Glatt does not hold back, which the reader will appreciate. All of the sex, raw emotion, and heartache are directly on the pages. And one comes to the realization that it's not about the sex whatsoever, but about the love...the love...the love.

Thus, it is only a pause before the real thing, a suspension before true love, a substitute of what shall be. Sometimes pain can be forgotten by pleasure, and this is the way the women of "A Girl Becomes a Comma Like That" find survival.

***Beautiful writing and interesting insight

"Comma" is excellent...exclamation point!5
This book is about women's relationships with men and with themselves. The central character of the story is Rachel Spark, a 30-year-old college professor who lives in a beachfront apartment with her terminally ill mother. Rachel drifts from man to man, and each one seems to be worse than the last.

We also learn about other women in Rachel's circle whose lives are all connected in some way. Angela Burrows, one of Rachel's best friends, is a physical and emotional basket case. Dust mites in her bedroom cause her lips to swell up to 10 times their normal size, and none of the men she invites into her giant bed seem to go with the decor. Ella Bloom is a young woman in Rachel's poetry class who works at a women's health clinic. In addition to dealing with troubled patients, Ella must come to terms with her husband Jack's wandering eye and her coworker Sarah's wandering hand, which wanders all the way down Jack's pants. Georgia Carter is a young girl who frequents Ella's clinic, contracting numerous STDs and unwanted pregnancies before she's even old enough to drive.

I really enjoyed this novel. The author skillfully jumps from one character's point of view to the next, keeping things exciting for the reader. There's a lot of frank talk about sex, disease, relationships, and pain, but each of these messed-up characters is remarkably strong in their own way. I thought it would have been nice to include a chapter told from Rachel's mother's point of view at the end of the book, but oh well...not a big deal.

"A Girl Becomes a Comma Like That" is innovative, moving, and very much in your face from the very beginning. I can't believe this is only the author's first novel...I look forward to reading more of her work.

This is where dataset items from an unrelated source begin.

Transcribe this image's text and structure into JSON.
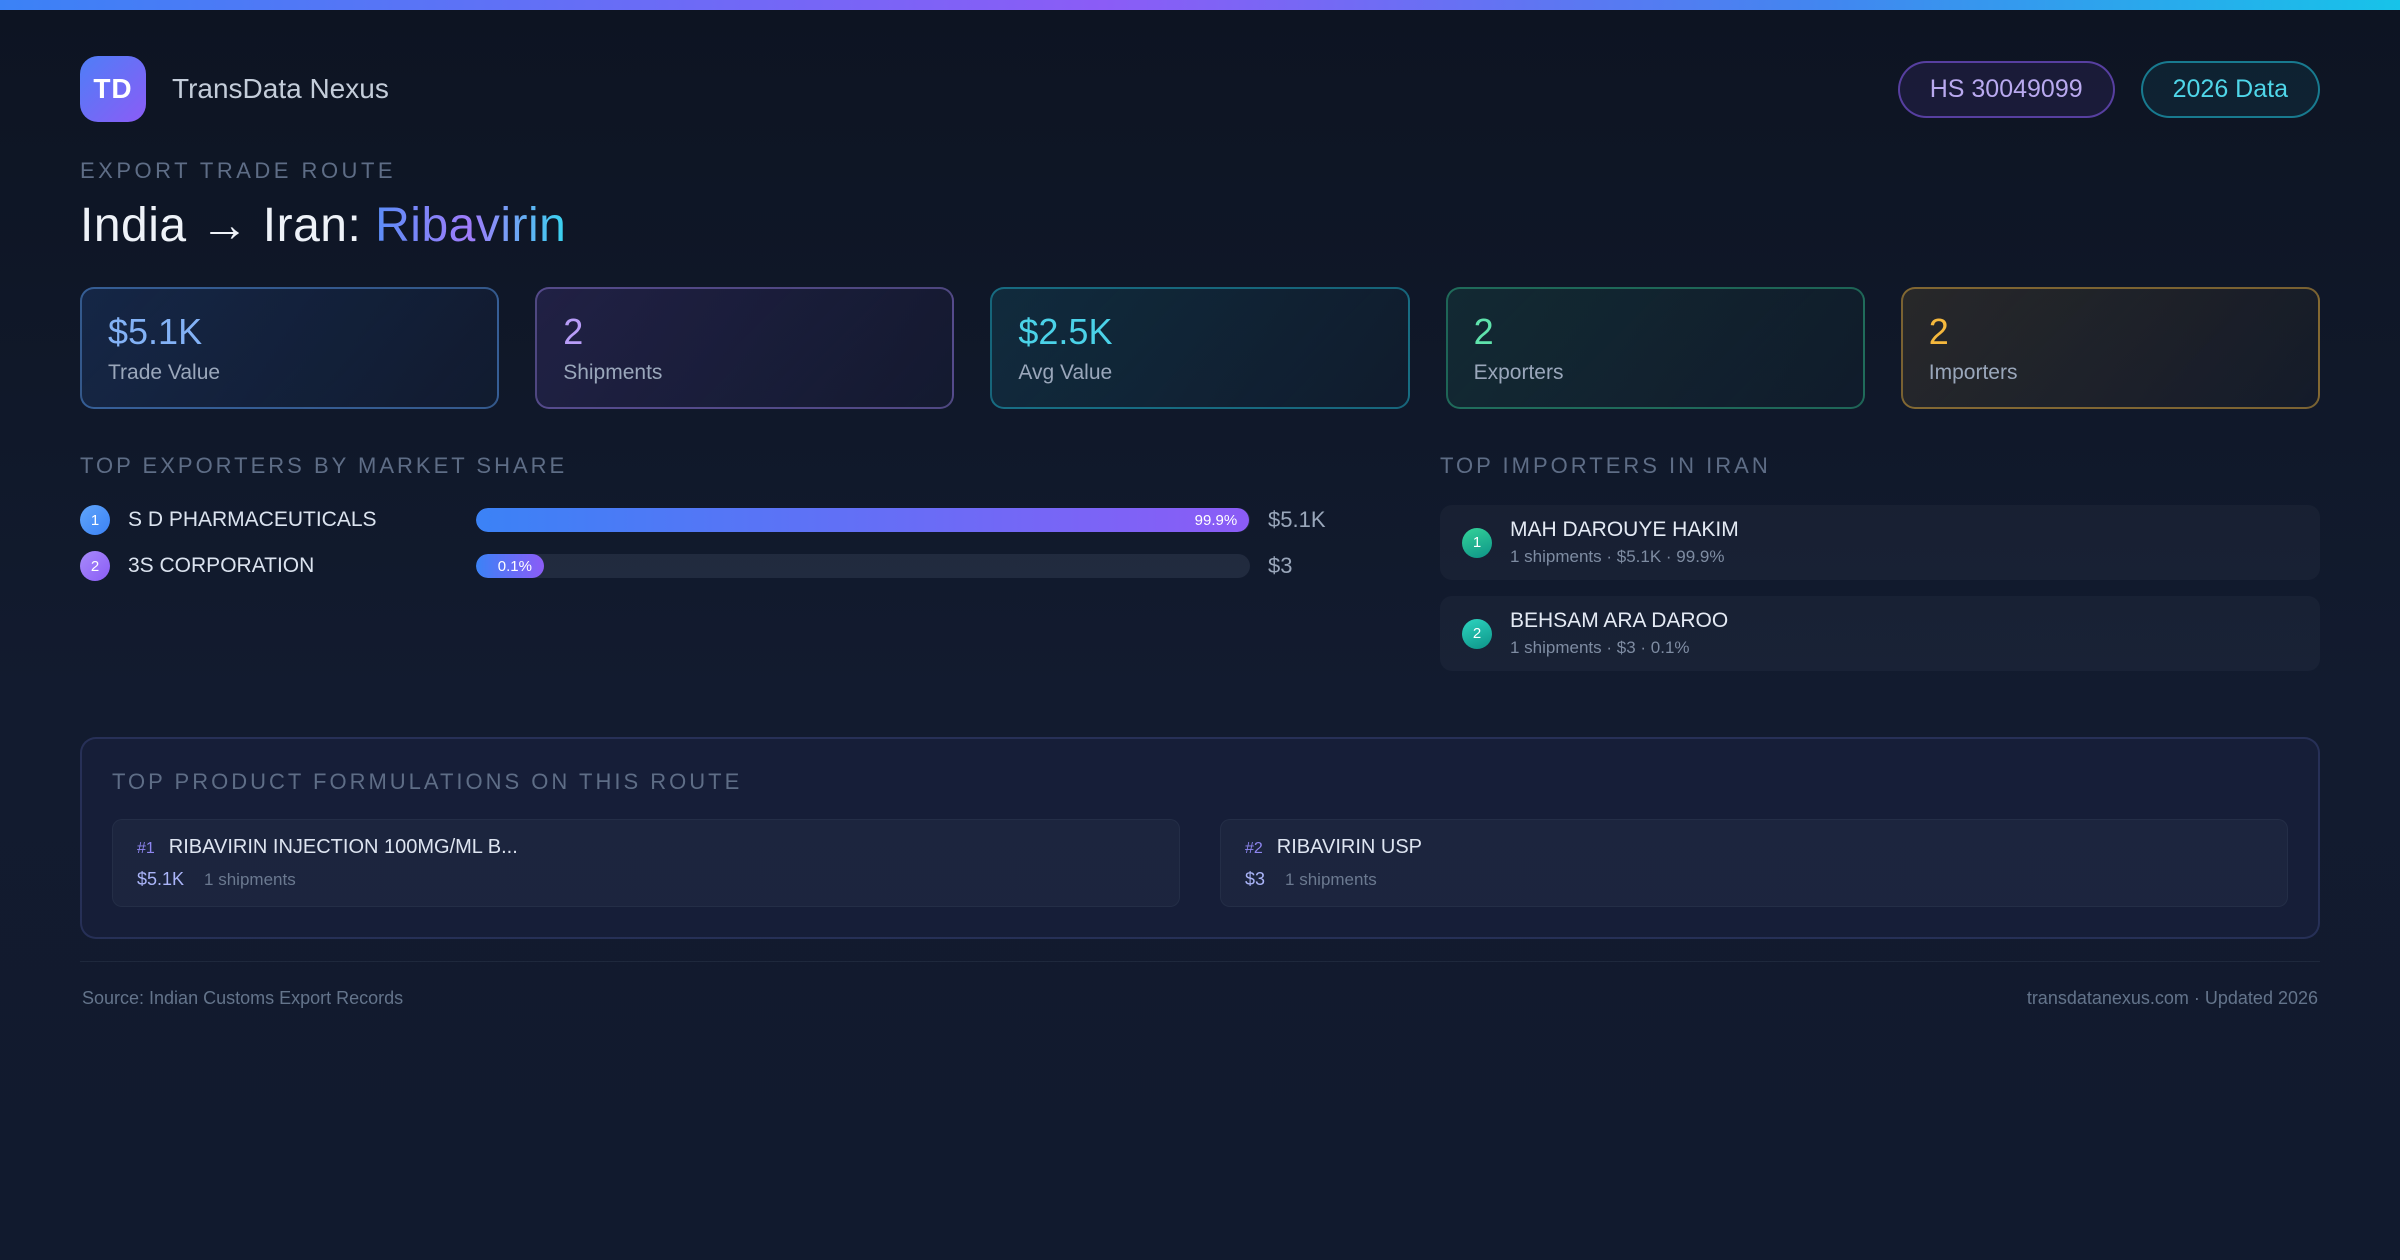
{
  "brand": {
    "logo": "TD",
    "name": "TransData Nexus"
  },
  "header_badges": {
    "hs_code": "HS 30049099",
    "year": "2026 Data"
  },
  "hero": {
    "eyebrow": "EXPORT TRADE ROUTE",
    "route": "India → Iran: ",
    "product": "Ribavirin"
  },
  "stats": [
    {
      "value": "$5.1K",
      "label": "Trade Value",
      "accent": "#83b2f6"
    },
    {
      "value": "2",
      "label": "Shipments",
      "accent": "#b89df8"
    },
    {
      "value": "$2.5K",
      "label": "Avg Value",
      "accent": "#4bd2e8"
    },
    {
      "value": "2",
      "label": "Exporters",
      "accent": "#5fe3ac"
    },
    {
      "value": "2",
      "label": "Importers",
      "accent": "#f5b83d"
    }
  ],
  "exporters": {
    "heading": "TOP EXPORTERS BY MARKET SHARE",
    "rows": [
      {
        "rank": "1",
        "name": "S D PHARMACEUTICALS",
        "share_pct": 99.9,
        "share_label": "99.9%",
        "value": "$5.1K"
      },
      {
        "rank": "2",
        "name": "3S CORPORATION",
        "share_pct": 0.1,
        "share_label": "0.1%",
        "value": "$3"
      }
    ]
  },
  "importers": {
    "heading": "TOP IMPORTERS IN IRAN",
    "rows": [
      {
        "rank": "1",
        "name": "MAH DAROUYE HAKIM",
        "meta": "1 shipments · $5.1K · 99.9%"
      },
      {
        "rank": "2",
        "name": "BEHSAM ARA DAROO",
        "meta": "1 shipments · $3 · 0.1%"
      }
    ]
  },
  "products": {
    "heading": "TOP PRODUCT FORMULATIONS ON THIS ROUTE",
    "items": [
      {
        "rank": "#1",
        "name": "RIBAVIRIN INJECTION 100MG/ML B...",
        "value": "$5.1K",
        "shipments": "1 shipments"
      },
      {
        "rank": "#2",
        "name": "RIBAVIRIN USP",
        "value": "$3",
        "shipments": "1 shipments"
      }
    ]
  },
  "footer": {
    "source": "Source: Indian Customs Export Records",
    "site": "transdatanexus.com · Updated 2026"
  }
}
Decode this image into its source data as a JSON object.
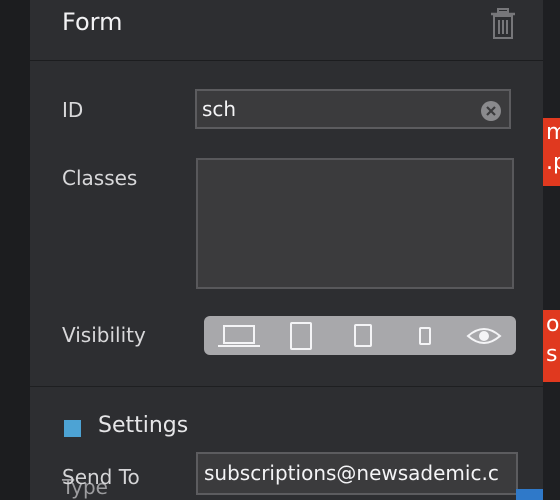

A Girl Becomes a Mediocore Book...3
I have to admit I was disappointed with this book. I was drawn in by what the story had to offer but it just didn't come through in the end. There were so many possibilities with the female characters in this book -- unfortunately, they each were developed enough to be intriguing but then the development, and storylines, stopped. Not a bad read, but not a memorable one either.